“Put on the new dress, and we’ll talk about it while the loaf of meat is cooking.”
She turned up the oven, put on the dress, banded back her hair so it wouldn’t explode as it dried.
She joined him on the back porch, with wine, and just sat a moment, looking out at the mountains with their soft peaks and ridges rolling up into the sky.
“I was paying bills today when the kids were napping, and I thought about how Jimmy Harlow—it has to be him—would be looking at all my business. The lawyer stuff, the creditors, the accounts I’ve kept of what I was able to sell. I thought how embarrassing that is, a stranger poking around in all that, and told myself it was worth the embarrassment if it made him realize I don’t have anything he wants.”
“That’s good thinking. Smart, positive.”
“Then I was thinking more. He’d see all the photos I have on the laptop. I keep them all in files on there—I transferred them from my old one once I got it back from the authorities. I never got around to going through them all, deleting any from . . . from the time I was with Richard because there was just so much else to do. It occurred to me he’d—Harlow—he’d seen, especially from that first year or so, all the places we went. He could follow right along, like a map.”
Griff nodded. “And so could you.”
“Yes! That’s what I realized. So could I. Griff, I think Richard took me all those places for a reason—I understand now he never did anything without an angle to play. I was like his disguise. I—and then when Callie came along, we—made him a family man. What if he stashed the jewelry or the stamps, or both, in one of those places, or sold some of it off as we went? And I started thinking more, once I started looking through the pictures, he was probably doing his work, too. On his honeymoon—or so I thought—then with his pregnant wife. Such a handy disguise, the pregnant wife.”
“I’m going to agree with you, even though I know it has to burn some.”
“I’m past the burning. Looking through the pictures, the letters I sent home, I started remembering what he’d always say to me—at least for the first months or year. Whenever we were going to meet somebody, he’d say, ‘Just be yourself, Shelby.’ How that would charm them. Not to worry, I didn’t know anything about art or wine or fashion, that sort of thing. I was never nervous about meeting new people, but I started to be.”

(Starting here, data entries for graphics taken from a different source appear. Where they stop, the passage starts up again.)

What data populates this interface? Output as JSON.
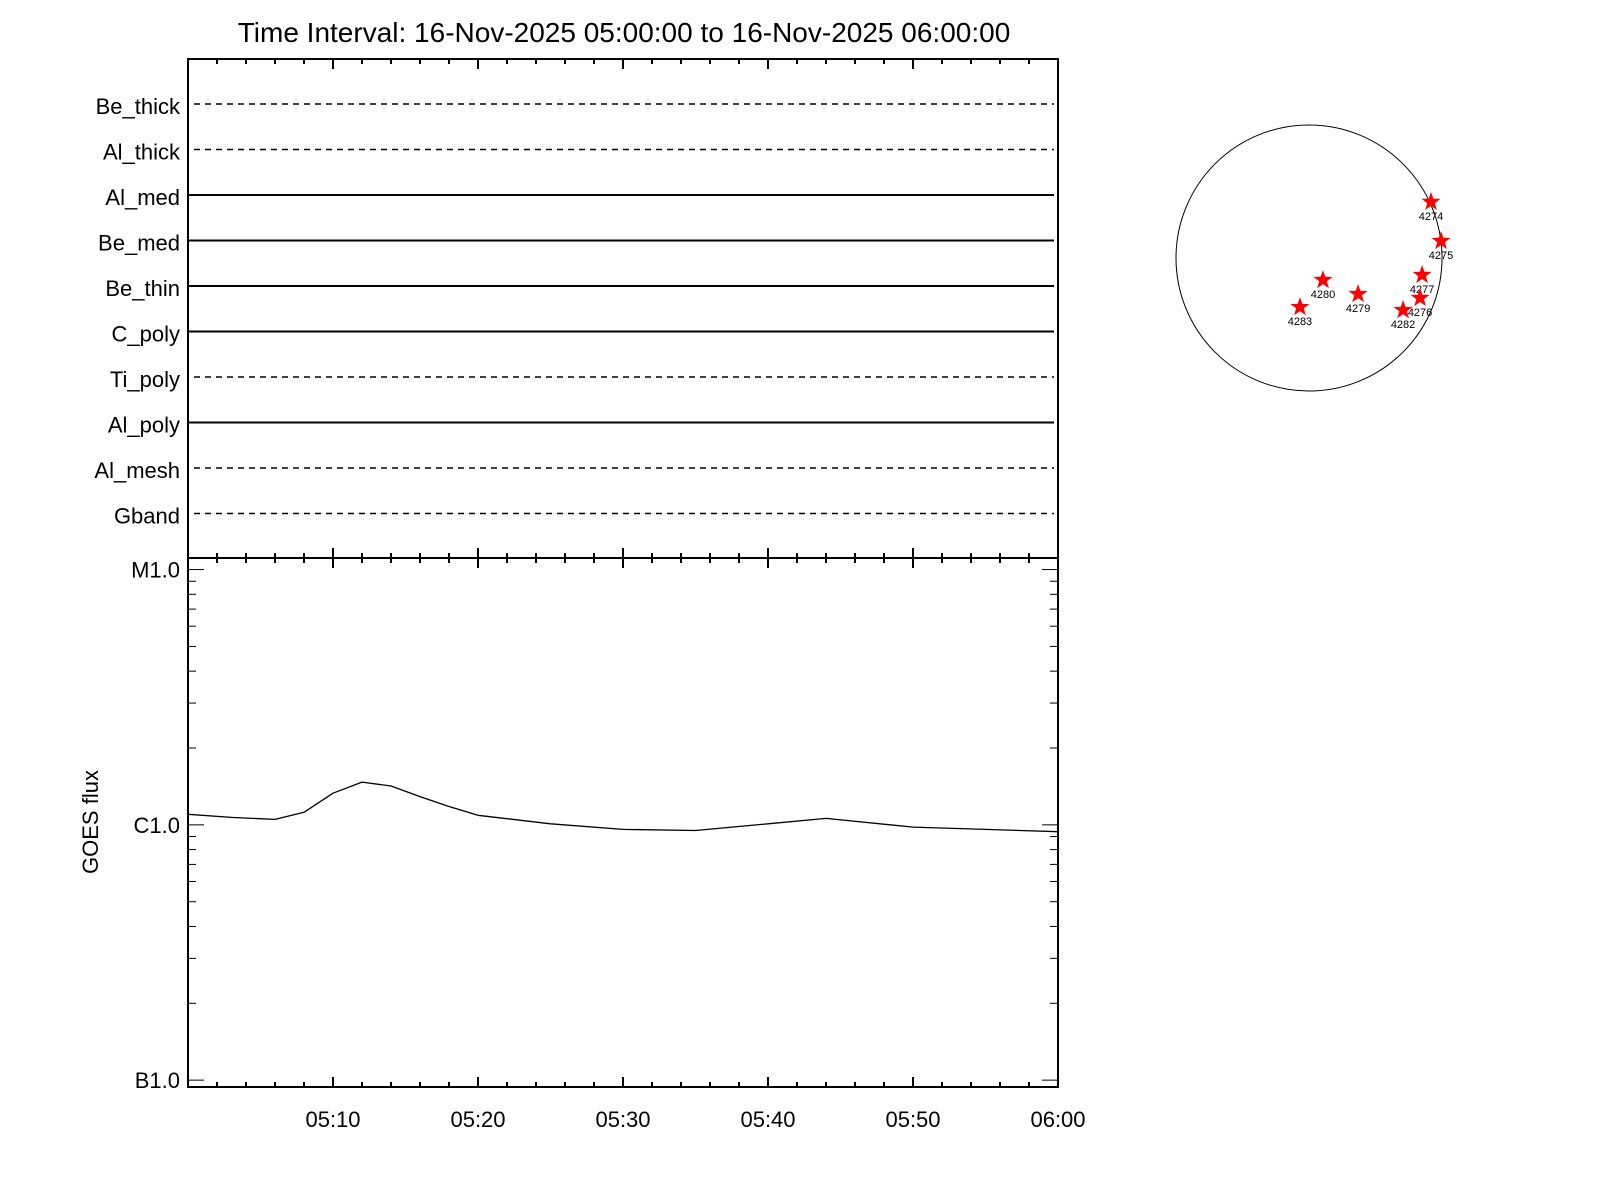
{
  "title": "Time Interval: 16-Nov-2025 05:00:00 to 16-Nov-2025 06:00:00",
  "chart_data": [
    {
      "type": "table",
      "panel": "channel status",
      "channels": [
        {
          "name": "Be_thick",
          "style": "dashed"
        },
        {
          "name": "Al_thick",
          "style": "dashed"
        },
        {
          "name": "Al_med",
          "style": "solid"
        },
        {
          "name": "Be_med",
          "style": "solid"
        },
        {
          "name": "Be_thin",
          "style": "solid"
        },
        {
          "name": "C_poly",
          "style": "solid"
        },
        {
          "name": "Ti_poly",
          "style": "dashed"
        },
        {
          "name": "Al_poly",
          "style": "solid"
        },
        {
          "name": "Al_mesh",
          "style": "dashed"
        },
        {
          "name": "Gband",
          "style": "dashed"
        }
      ]
    },
    {
      "type": "line",
      "ylabel": "GOES flux",
      "yscale": "log",
      "ylim": [
        9.4e-08,
        1.11e-05
      ],
      "yticks": [
        {
          "value": 1e-05,
          "label": "M1.0"
        },
        {
          "value": 1e-06,
          "label": "C1.0"
        },
        {
          "value": 1e-07,
          "label": "B1.0"
        }
      ],
      "xlim": [
        "05:00",
        "06:00"
      ],
      "xticks": [
        "05:10",
        "05:20",
        "05:30",
        "05:40",
        "05:50",
        "06:00"
      ],
      "grid": false,
      "series": [
        {
          "color": "#000000",
          "x": [
            "05:00",
            "05:03",
            "05:06",
            "05:08",
            "05:10",
            "05:12",
            "05:14",
            "05:16",
            "05:18",
            "05:20",
            "05:25",
            "05:30",
            "05:35",
            "05:40",
            "05:44",
            "05:50",
            "05:55",
            "06:00"
          ],
          "y": [
            1.1e-06,
            1.07e-06,
            1.05e-06,
            1.12e-06,
            1.33e-06,
            1.47e-06,
            1.42e-06,
            1.29e-06,
            1.18e-06,
            1.09e-06,
            1.01e-06,
            9.6e-07,
            9.5e-07,
            1.01e-06,
            1.06e-06,
            9.8e-07,
            9.6e-07,
            9.4e-07
          ]
        }
      ]
    },
    {
      "type": "scatter",
      "panel": "solar disk active regions",
      "marker_color": "#ff0000",
      "points": [
        {
          "label": "4274",
          "x": 890,
          "y": 409
        },
        {
          "label": "4275",
          "x": 963,
          "y": 124
        },
        {
          "label": "4277",
          "x": 825,
          "y": -124
        },
        {
          "label": "4276",
          "x": 810,
          "y": -292
        },
        {
          "label": "4282",
          "x": 686,
          "y": -380
        },
        {
          "label": "4279",
          "x": 358,
          "y": -263
        },
        {
          "label": "4280",
          "x": 102,
          "y": -161
        },
        {
          "label": "4283",
          "x": -66,
          "y": -358
        }
      ]
    }
  ]
}
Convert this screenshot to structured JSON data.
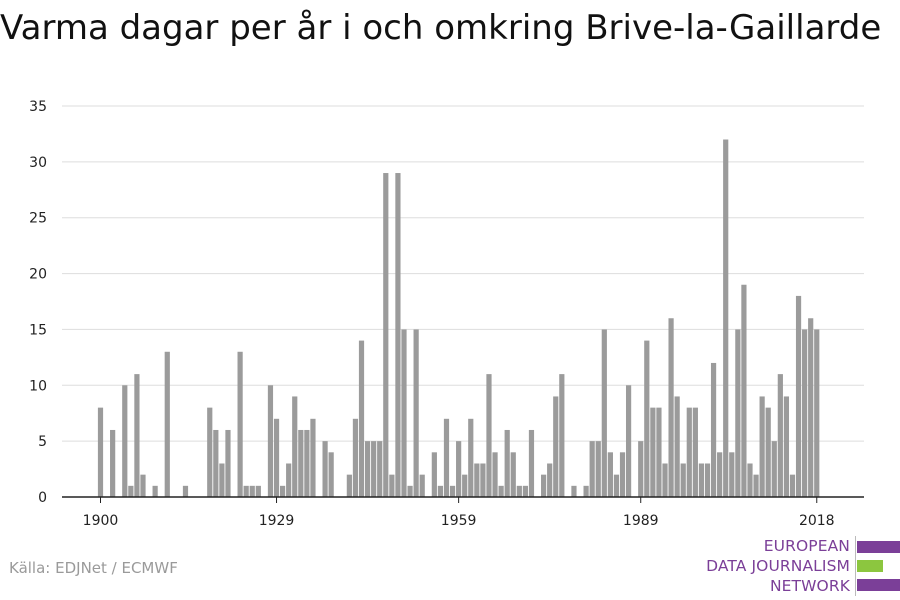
{
  "title": "Varma dagar per år i och omkring Brive-la-Gaillarde",
  "source": "Källa: EDJNet / ECMWF",
  "logo": {
    "lines": [
      "EUROPEAN",
      "DATA JOURNALISM",
      "NETWORK"
    ],
    "colors": [
      "#7b3f98",
      "#8cc63f",
      "#7b3f98"
    ]
  },
  "chart_data": {
    "type": "bar",
    "title": "Varma dagar per år i och omkring Brive-la-Gaillarde",
    "xlabel": "",
    "ylabel": "",
    "x_tick_labels": [
      "1900",
      "1929",
      "1959",
      "1989",
      "2018"
    ],
    "y_ticks": [
      0,
      5,
      10,
      15,
      20,
      25,
      30,
      35
    ],
    "ylim": [
      0,
      35
    ],
    "xlim": [
      1894,
      2024
    ],
    "grid": true,
    "bar_color": "#9b9b9b",
    "x": [
      1900,
      1901,
      1902,
      1903,
      1904,
      1905,
      1906,
      1907,
      1908,
      1909,
      1910,
      1911,
      1912,
      1913,
      1914,
      1915,
      1916,
      1917,
      1918,
      1919,
      1920,
      1921,
      1922,
      1923,
      1924,
      1925,
      1926,
      1927,
      1928,
      1929,
      1930,
      1931,
      1932,
      1933,
      1934,
      1935,
      1936,
      1937,
      1938,
      1939,
      1940,
      1941,
      1942,
      1943,
      1944,
      1945,
      1946,
      1947,
      1948,
      1949,
      1950,
      1951,
      1952,
      1953,
      1954,
      1955,
      1956,
      1957,
      1958,
      1959,
      1960,
      1961,
      1962,
      1963,
      1964,
      1965,
      1966,
      1967,
      1968,
      1969,
      1970,
      1971,
      1972,
      1973,
      1974,
      1975,
      1976,
      1977,
      1978,
      1979,
      1980,
      1981,
      1982,
      1983,
      1984,
      1985,
      1986,
      1987,
      1988,
      1989,
      1990,
      1991,
      1992,
      1993,
      1994,
      1995,
      1996,
      1997,
      1998,
      1999,
      2000,
      2001,
      2002,
      2003,
      2004,
      2005,
      2006,
      2007,
      2008,
      2009,
      2010,
      2011,
      2012,
      2013,
      2014,
      2015,
      2016,
      2017,
      2018
    ],
    "values": [
      8,
      0,
      6,
      0,
      10,
      1,
      11,
      2,
      0,
      1,
      0,
      13,
      0,
      0,
      1,
      0,
      0,
      0,
      8,
      6,
      3,
      6,
      0,
      13,
      1,
      1,
      1,
      0,
      10,
      7,
      1,
      3,
      9,
      6,
      6,
      7,
      0,
      5,
      4,
      0,
      0,
      2,
      7,
      14,
      5,
      5,
      5,
      29,
      2,
      29,
      15,
      1,
      15,
      2,
      0,
      4,
      1,
      7,
      1,
      5,
      2,
      7,
      3,
      3,
      11,
      4,
      1,
      6,
      4,
      1,
      1,
      6,
      0,
      2,
      3,
      9,
      11,
      0,
      1,
      0,
      1,
      5,
      5,
      15,
      4,
      2,
      4,
      10,
      0,
      5,
      14,
      8,
      8,
      3,
      16,
      9,
      3,
      8,
      8,
      3,
      3,
      12,
      4,
      32,
      4,
      15,
      19,
      3,
      2,
      9,
      8,
      5,
      11,
      9,
      2,
      18,
      15,
      16,
      15
    ]
  }
}
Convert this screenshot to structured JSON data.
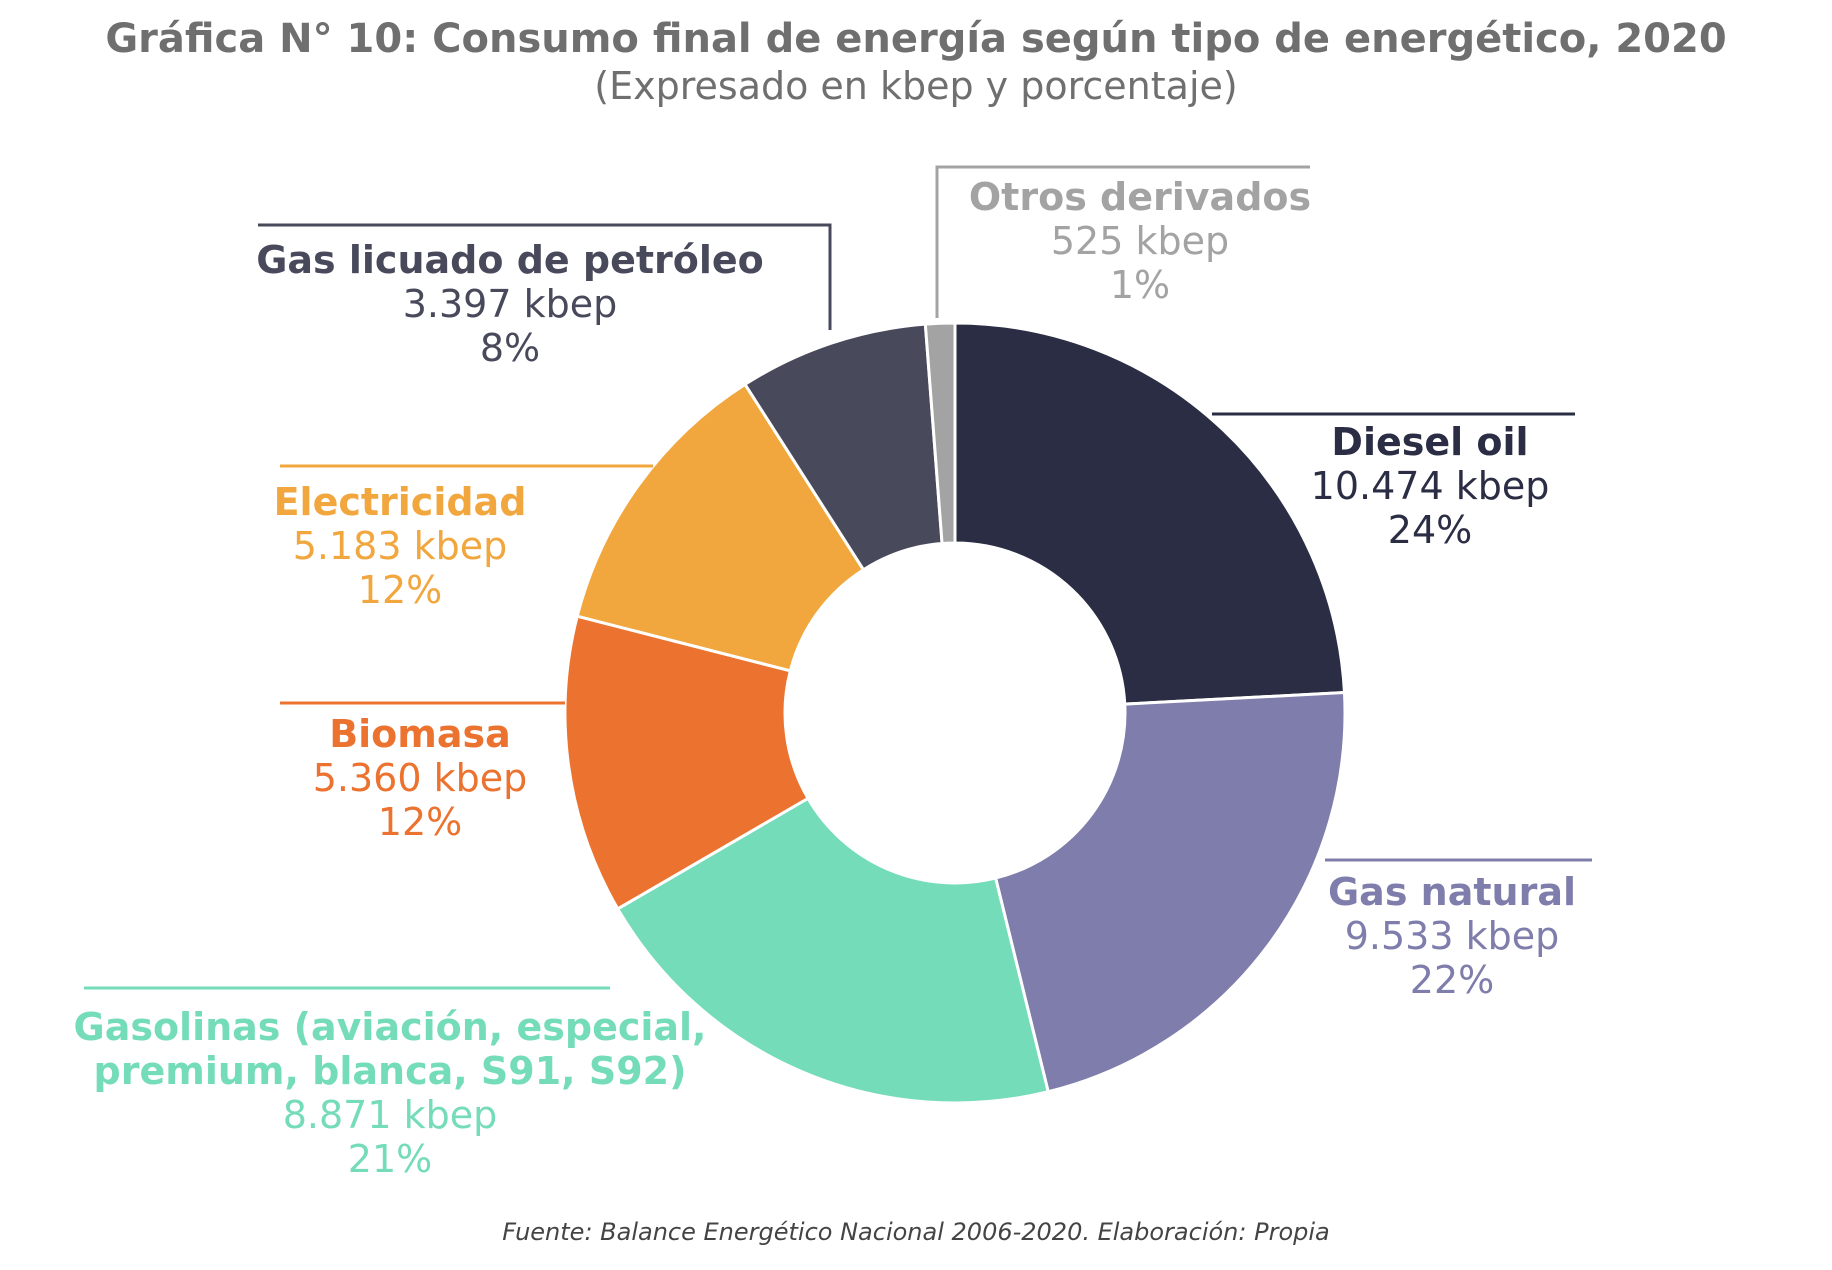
{
  "header": {
    "title": "Gráfica N° 10: Consumo final de energía según tipo de energético, 2020",
    "subtitle": "(Expresado en kbep y porcentaje)"
  },
  "chart_data": {
    "type": "pie",
    "variant": "donut",
    "title": "Gráfica N° 10: Consumo final de energía según tipo de energético, 2020",
    "subtitle": "(Expresado en kbep y porcentaje)",
    "unit": "kbep",
    "slices": [
      {
        "key": "diesel",
        "label": "Diesel oil",
        "value": 10474,
        "value_label": "10.474 kbep",
        "percent_label": "24%",
        "color": "#2a2d43"
      },
      {
        "key": "gasnat",
        "label": "Gas natural",
        "value": 9533,
        "value_label": "9.533 kbep",
        "percent_label": "22%",
        "color": "#7f7dab"
      },
      {
        "key": "gasolinas",
        "label_line1": "Gasolinas (aviación, especial,",
        "label_line2": "premium, blanca, S91, S92)",
        "value": 8871,
        "value_label": "8.871 kbep",
        "percent_label": "21%",
        "color": "#74dcb9"
      },
      {
        "key": "biomasa",
        "label": "Biomasa",
        "value": 5360,
        "value_label": "5.360 kbep",
        "percent_label": "12%",
        "color": "#ec7230"
      },
      {
        "key": "electricidad",
        "label": "Electricidad",
        "value": 5183,
        "value_label": "5.183 kbep",
        "percent_label": "12%",
        "color": "#f1a73e"
      },
      {
        "key": "glp",
        "label": "Gas licuado de petróleo",
        "value": 3397,
        "value_label": "3.397 kbep",
        "percent_label": "8%",
        "color": "#484a5c"
      },
      {
        "key": "otros",
        "label": "Otros derivados",
        "value": 525,
        "value_label": "525 kbep",
        "percent_label": "1%",
        "color": "#a3a3a3"
      }
    ]
  },
  "footer": {
    "source": "Fuente: Balance Energético Nacional 2006-2020. Elaboración: Propia"
  }
}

“He made you feel awkward, and . . . less.”
“He did, and as the ‘be yourself’ started changing to how I shouldn’t try to impress whoever it was because they’d just see through that. I guess I didn’t have a lot to say, and that made a good disguise for him.”
She sipped the wine, set that part aside for now.
“I thought maybe I could look at articles online, matching them with the time we were in a certain place. Was there a robbery? A fraud? Even worse? And I had more to use because Mama saved all my letters and postcards. Every one. So I could read through, remind myself what we did, where we went in Paris or Madrid, who we met. I was full of details at first, so swept up in it all.”
“Does anything stick out now, when you look at it from what you know now?”
“A couple of things. Why was he in Memphis? I don’t believe he just stuck a pin in a map. But there he was, and only four days from when he robbed that woman—Lydia Redd Montville—and shot her son.”
“Four days after, according to the brunette, he double-crossed her and Harlow, ran off with the take.”
“That’s right. I think he must have had that take with him, or he’d stashed it. A bank box, maybe. He had his new identity, and he had a fat roll of cash. Or it seemed like it to me. And there I was, just primed to be dazzled and swept up.”
“Do you want my angle on that?”
She drew in a breath. “I guess I do.”
“The cops were looking for Jake Brimley, a man on his own. He had to know his partners would rat him out. He didn’t go into it without a plan in place. The new ID, the seed money, a change in looks. But he needed one more thing. He needed to be a couple.”
“I think that’s true.”
“He wouldn’t want someone like the brunette, someone who could play his game. He’d want innocence, youth, someone malleable and trusting. And ready to be dazzled.”
On that she could only nod, let out a long breath. “I sure fit the bill, right down to the ground.”
“He was a professional manipulator, Shelby. You didn’t stand a chance once he zeroed in on you. He ends up with a young, striking redhead, so he’s not only not traveling alone, he has someone people notice. Notice first, remember last. Where did he take you first?”
“He spent four days in Memphis. I’d never met anyone so charming, and exciting, too, the way he talked about all his travels. Our gig was over, and I planned to come home for a week or so before the next one. But when he said he had to go to New York, for business, and asked me to go with him, I went.”
She let out a half-laugh. “Just like that. It was just going to be a few days—an adventure, I thought. And it was thrilling.”